Assume there are $$m$$ balls and $$n$$ bins. We denote $$\eta_{i}^b$$ the event that ball $$i$$ falls into bin $$b$$, and denote $$\epsilon_{ij}$$ the event that balls $$i$$ and $$j$$ collide.

## Collision probability

Probability of any two particular balls collide:

\begin{aligned} \Pr(\epsilon_{ij}) &= \sum_b \Pr(\eta_j^b|\eta_i^b)\Pr(\eta_i^p) \\ &= \sum_b \frac{1}{n}\frac{1}{n} \\ &= \frac{1}{n} \end{aligned}

Expected number of collision after tossing $$m$$ balls: Define indicator function $$\mathbf{1}(\epsilon_{ij})$$. Then the number of collisions is $$\sum_{i\neq j}\mathbf{1}(\epsilon_{ij})$$. The expected number of collision is therefore:

\begin{aligned} E[\sum_{i\neq j}\mathbf{1}(\epsilon_{ij})] &= \sum_{i\neq j}E[\mathbf{1}(\epsilon_{ij})] \\ &= \sum_{i\neq j}\Pr(\epsilon_{ij}) = \sum_{i\neq j}\frac{1}{n} \\ &= \frac{1}{n}\binom{m}{2} \end{aligned}

Probability of no collision at all:

\begin{aligned} \prod_{i\neq j}\Pr(\bar{\epsilon}_{ij}) &= \prod_{i\neq j}(1-\frac{1}{n}) \\ &= (1-\frac{1}{n})^{\binom{m}{2}} \end{aligned}

Number of balls to throw to expect a collision: Solve for $$m$$ in $$(1-\frac{1}{n})^{\binom{m}{2}}=\frac{1}{2}$$

## Counting

Probability of a particular bin is empty: $$\big(1-\frac{1}{n}\big)^{\binom{m}{2}} \approx e^{-m/n}$$

Probability that a particular bin has exactly $$k$$ balls:

$\binom{m}{k}\big(\frac{1}{n}\big)^k\big(1-\frac{1}{n}\big)^{m-k} \le \frac{m^k}{k!}\frac{1}{n^k},$

which the bound is obtained by the inequality $$\big(\frac{n}{r}\big)^r \le \binom{n}{r} \le \frac{n^r}{r!} \le \big(\frac{en}{r}\big)^r$$.

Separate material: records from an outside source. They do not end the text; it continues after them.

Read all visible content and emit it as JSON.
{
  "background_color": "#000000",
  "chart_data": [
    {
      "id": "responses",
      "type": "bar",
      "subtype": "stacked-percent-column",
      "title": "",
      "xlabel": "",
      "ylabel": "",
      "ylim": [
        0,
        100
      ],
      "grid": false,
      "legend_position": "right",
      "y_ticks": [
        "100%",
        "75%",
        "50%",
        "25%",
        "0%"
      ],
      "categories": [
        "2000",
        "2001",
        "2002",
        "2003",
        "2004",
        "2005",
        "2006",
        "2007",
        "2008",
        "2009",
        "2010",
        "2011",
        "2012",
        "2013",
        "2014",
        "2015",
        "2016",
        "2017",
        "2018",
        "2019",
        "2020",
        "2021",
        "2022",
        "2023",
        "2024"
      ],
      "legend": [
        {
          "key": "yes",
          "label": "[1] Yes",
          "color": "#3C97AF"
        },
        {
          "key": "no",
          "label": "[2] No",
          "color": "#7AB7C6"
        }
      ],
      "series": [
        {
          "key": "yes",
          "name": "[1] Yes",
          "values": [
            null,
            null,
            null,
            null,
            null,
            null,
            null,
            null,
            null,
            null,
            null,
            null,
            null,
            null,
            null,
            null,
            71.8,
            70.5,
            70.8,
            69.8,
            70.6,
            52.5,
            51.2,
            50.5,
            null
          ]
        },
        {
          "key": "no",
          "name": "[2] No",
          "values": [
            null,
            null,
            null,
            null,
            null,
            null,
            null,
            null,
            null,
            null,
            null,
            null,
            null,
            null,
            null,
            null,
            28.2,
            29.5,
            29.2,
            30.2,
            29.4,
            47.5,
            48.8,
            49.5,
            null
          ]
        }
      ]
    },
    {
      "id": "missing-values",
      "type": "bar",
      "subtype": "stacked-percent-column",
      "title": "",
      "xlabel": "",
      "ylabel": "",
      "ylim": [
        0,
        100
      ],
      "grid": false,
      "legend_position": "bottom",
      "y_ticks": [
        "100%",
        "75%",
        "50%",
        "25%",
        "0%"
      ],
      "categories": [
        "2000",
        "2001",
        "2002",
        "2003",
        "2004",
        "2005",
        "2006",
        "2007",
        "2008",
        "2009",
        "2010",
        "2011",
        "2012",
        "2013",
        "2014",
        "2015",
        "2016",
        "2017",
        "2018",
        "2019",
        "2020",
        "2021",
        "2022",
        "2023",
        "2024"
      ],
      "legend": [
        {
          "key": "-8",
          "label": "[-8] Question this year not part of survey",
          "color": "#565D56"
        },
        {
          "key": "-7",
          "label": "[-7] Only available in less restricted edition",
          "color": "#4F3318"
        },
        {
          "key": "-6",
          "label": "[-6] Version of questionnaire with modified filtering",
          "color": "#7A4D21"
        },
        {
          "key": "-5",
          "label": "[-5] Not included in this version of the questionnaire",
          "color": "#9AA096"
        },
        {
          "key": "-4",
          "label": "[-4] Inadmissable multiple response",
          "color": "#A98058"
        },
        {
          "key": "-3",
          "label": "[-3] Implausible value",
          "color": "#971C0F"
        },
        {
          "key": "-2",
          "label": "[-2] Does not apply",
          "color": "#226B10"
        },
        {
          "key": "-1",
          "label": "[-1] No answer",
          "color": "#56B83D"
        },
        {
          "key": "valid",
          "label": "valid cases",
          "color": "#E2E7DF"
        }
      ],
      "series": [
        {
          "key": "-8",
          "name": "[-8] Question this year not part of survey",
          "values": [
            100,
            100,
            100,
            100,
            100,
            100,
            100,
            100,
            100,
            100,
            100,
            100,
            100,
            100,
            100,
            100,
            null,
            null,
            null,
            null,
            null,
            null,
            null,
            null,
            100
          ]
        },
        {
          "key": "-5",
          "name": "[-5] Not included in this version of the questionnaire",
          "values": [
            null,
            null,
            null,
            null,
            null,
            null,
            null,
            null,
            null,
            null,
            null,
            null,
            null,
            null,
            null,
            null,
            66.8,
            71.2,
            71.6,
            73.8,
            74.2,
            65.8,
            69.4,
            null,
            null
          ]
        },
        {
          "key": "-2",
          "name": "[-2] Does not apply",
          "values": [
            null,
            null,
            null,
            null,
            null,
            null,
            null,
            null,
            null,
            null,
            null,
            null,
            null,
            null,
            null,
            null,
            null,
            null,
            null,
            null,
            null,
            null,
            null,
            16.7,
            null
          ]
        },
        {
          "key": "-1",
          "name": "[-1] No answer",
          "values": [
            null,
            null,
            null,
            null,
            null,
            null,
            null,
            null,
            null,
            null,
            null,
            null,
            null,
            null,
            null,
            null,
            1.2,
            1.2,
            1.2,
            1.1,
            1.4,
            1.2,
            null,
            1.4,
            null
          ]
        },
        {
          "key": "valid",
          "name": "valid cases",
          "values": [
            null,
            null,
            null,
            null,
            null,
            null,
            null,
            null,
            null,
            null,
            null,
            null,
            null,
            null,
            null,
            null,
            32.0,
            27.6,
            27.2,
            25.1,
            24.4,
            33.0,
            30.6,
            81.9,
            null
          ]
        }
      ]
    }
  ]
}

Probability that a bin has at least $$k$$ balls:

$\sum_{i=k}^m\binom{m}{i}\big(\frac{1}{n}\big)^i\big(1-\frac{1}{n}\big)^{m-i}$

By considering only $$k$$ balls out of $$m$$ and ignoring the others, we have the probability upperbounded by

$\binom{m}{k}\frac{1}{n^k}\le \big(\frac{me}{nk}\big)^k$